Trixie was smart and energetic and impulsive, whereas Honey was sweet and thoughtful and always had Trixie’s back. The details have faded, but I can still feel the shape of their friendship. The enduring warmth of their relationship, through scrapes and mishaps and all manner of challenges, stuck with me. 

Second, Trixie had a crush on Honey’s older brother.

I can’t remember what he looked like. I can’t remember how he showed up on the page. I can’t even remember his name (okay, I peeked: it’s Jim) but I know that Trixie pined for him. Her middle-school crush felt just like the unrequited mooning I was doing at about the same age. Oh, the staying power of young infatuation. 

Third, they drove around in an old jalopy.

I’m pretty certain that I had to dive into a dictionary to look up the word jalopy at the time. Or maybe I asked an adult. The word is even less used now, which makes it all the more fascinating to me how strongly it’s stuck with me. I can still conjur the mental image of that vehicle when I first read it on the page back in fourth grade.

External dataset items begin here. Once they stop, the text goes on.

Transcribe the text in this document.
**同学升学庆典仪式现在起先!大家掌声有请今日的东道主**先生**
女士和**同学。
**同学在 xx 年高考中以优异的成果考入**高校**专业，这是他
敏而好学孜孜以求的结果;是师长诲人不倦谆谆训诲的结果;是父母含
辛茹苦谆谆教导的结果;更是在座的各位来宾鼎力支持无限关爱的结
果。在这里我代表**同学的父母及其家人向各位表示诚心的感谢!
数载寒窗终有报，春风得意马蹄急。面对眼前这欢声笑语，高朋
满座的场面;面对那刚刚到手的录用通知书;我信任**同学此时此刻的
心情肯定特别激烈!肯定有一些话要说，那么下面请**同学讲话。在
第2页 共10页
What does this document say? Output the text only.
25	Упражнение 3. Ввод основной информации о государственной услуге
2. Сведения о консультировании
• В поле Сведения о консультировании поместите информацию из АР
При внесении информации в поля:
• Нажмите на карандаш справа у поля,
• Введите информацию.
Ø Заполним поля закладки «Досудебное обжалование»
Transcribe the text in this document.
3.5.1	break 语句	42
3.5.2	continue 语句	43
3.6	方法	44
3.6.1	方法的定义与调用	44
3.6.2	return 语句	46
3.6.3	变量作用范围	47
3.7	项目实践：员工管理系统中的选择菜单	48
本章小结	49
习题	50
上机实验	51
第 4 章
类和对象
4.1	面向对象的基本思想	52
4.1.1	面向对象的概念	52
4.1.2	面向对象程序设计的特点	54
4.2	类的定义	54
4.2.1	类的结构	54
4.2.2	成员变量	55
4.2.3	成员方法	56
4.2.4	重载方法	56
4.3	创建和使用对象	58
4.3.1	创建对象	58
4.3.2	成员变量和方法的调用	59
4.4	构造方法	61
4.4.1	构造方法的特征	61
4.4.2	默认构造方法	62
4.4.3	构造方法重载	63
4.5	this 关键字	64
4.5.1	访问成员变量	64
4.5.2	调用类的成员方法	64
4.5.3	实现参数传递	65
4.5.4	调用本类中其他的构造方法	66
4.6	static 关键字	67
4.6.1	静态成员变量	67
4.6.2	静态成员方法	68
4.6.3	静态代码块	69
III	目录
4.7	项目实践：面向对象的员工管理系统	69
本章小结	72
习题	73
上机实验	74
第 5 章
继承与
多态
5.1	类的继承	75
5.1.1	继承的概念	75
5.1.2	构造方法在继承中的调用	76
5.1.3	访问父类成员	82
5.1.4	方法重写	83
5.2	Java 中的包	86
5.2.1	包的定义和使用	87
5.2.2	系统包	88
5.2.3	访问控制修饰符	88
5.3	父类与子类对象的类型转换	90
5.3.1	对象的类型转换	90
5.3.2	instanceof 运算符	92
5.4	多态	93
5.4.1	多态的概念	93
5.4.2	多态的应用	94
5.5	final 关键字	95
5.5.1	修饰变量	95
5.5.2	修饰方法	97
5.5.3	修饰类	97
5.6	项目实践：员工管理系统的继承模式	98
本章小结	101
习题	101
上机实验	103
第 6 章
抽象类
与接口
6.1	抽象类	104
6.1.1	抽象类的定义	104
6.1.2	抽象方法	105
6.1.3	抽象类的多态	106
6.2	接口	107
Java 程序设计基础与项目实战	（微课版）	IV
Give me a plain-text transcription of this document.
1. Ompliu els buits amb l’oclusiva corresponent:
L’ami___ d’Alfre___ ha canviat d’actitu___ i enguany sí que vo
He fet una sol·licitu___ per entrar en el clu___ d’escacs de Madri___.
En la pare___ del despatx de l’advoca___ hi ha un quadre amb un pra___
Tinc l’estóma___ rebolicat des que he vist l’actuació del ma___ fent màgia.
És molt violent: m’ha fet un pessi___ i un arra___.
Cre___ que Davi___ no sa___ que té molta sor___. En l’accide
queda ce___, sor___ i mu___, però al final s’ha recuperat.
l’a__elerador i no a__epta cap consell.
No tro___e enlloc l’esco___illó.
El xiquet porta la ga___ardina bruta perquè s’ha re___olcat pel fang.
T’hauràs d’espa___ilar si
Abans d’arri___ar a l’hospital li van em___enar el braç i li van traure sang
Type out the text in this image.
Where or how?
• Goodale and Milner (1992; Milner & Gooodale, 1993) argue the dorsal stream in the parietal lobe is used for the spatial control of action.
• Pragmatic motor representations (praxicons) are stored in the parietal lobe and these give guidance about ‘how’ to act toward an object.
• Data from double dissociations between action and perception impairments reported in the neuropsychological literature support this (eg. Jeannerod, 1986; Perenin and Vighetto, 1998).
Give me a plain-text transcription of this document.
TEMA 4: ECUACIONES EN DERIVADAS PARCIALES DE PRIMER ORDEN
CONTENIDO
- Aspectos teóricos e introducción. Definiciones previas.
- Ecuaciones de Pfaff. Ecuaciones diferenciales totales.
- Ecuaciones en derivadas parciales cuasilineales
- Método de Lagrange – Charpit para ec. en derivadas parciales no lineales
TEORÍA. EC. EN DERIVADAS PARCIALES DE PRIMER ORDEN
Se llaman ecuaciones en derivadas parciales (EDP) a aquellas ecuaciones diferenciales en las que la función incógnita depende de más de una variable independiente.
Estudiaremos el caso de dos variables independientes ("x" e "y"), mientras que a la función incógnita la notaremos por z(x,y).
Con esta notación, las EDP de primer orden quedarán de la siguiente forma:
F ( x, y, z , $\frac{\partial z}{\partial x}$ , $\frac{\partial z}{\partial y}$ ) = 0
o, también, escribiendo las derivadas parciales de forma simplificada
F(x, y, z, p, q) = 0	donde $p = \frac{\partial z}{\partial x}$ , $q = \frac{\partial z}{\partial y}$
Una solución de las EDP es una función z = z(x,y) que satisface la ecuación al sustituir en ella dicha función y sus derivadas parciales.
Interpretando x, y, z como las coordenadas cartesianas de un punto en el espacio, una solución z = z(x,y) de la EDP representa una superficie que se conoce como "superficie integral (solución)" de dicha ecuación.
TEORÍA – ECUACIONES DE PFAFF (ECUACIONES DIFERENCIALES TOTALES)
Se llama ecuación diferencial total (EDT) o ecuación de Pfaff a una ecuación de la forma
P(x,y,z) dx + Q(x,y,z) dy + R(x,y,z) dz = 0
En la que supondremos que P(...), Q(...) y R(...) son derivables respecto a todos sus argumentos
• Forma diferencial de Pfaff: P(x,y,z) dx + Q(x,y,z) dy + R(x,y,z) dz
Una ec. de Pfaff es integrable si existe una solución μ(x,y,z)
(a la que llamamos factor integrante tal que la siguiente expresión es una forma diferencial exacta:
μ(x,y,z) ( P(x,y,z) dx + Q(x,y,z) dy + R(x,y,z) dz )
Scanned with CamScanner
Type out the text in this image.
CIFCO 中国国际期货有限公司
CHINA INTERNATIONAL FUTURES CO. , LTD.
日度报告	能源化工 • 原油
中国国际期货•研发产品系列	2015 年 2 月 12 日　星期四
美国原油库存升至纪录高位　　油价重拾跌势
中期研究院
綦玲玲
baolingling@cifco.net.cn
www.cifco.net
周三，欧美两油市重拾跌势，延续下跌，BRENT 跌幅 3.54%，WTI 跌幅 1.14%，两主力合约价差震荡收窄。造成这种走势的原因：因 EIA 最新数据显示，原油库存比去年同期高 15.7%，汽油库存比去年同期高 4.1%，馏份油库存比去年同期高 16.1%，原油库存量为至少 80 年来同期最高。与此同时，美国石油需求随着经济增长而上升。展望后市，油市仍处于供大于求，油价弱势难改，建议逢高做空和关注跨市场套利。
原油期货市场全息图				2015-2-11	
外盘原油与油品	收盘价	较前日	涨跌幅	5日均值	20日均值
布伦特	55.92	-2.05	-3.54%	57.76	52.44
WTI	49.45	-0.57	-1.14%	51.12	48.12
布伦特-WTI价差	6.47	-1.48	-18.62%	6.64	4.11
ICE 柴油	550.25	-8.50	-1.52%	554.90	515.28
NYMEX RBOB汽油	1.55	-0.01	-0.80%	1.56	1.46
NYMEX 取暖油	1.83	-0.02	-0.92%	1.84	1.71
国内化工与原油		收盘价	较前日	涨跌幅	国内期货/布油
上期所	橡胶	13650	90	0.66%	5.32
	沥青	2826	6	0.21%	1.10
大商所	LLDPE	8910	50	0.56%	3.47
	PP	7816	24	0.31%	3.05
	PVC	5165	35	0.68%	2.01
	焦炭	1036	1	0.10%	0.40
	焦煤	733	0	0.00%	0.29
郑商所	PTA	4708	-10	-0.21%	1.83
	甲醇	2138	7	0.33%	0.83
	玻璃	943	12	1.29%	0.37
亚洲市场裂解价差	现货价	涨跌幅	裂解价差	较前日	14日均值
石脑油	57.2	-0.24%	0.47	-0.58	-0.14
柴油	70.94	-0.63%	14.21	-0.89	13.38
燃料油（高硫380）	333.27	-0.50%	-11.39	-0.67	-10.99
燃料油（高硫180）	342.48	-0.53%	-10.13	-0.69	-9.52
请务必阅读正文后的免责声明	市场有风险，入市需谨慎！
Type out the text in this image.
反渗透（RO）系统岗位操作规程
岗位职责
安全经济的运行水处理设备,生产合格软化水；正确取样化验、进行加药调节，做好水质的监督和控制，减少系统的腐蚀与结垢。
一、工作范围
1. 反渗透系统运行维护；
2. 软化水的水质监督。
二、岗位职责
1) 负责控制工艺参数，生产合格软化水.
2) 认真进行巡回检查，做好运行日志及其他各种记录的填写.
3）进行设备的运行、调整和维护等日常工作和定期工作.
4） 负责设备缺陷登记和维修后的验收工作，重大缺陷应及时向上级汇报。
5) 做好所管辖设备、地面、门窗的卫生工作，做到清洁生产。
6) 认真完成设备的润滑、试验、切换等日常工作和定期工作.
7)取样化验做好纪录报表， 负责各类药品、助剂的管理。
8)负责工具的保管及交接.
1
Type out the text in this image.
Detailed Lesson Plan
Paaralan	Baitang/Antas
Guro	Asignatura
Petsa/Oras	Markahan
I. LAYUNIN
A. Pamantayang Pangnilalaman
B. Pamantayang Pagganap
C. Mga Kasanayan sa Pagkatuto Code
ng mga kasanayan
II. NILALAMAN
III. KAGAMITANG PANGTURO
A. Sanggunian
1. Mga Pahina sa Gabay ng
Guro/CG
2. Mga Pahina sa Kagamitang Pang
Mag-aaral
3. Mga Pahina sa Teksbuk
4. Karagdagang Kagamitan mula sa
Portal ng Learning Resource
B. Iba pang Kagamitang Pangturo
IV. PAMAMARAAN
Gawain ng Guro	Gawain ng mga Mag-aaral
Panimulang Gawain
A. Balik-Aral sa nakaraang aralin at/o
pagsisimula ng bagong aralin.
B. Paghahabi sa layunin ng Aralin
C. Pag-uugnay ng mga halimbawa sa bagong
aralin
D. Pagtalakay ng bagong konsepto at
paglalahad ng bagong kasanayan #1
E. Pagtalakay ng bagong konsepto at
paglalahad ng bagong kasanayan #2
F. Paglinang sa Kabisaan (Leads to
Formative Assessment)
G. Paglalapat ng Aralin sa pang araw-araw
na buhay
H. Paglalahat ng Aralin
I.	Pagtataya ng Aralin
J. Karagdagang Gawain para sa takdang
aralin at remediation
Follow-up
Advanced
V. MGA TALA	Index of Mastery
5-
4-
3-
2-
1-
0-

There are a handful of other things from the books that I can still access in my memory bank: Trixie had two older brothers, she had friction with the younger one. Honey and Jim’s family had money. There was a night the group grilled burgers on a barbecue, perhaps? The rest get increasingly fuzzy and unreliable.

But the three things I can still remember with certainty today feels instructive about writing kidlit that resonates –  books that imprint on a young reader’s heart and mind. Here’s what it tells me:

Decades after the plot has dissolved into a murky mist, readers remember characters and their relationships with each other. They may forget the names but, if the story is well crafted, they’ll remember the feelings those characters had for each other. They’ll carry with them the love that was expressed on the page, in all its forms – from friendship to romance to family bonds.

And, occasionally, the perfect word choice can make an impact that survives for decades. Remarkable words stand out. Language is powerful and evocative, painting pictures that tattoo themselves directly into the brain. 

Even one as swiss-cheesy as mine all these years later.

1 Comment

  1. Rebecca P. Smith

    Yea, Beck thanks for remembering the books you read as a young girl and how they have inspired you to write stories and now how you want to inspire and help others to think about their experiences in life and where that can take them as they travel through life.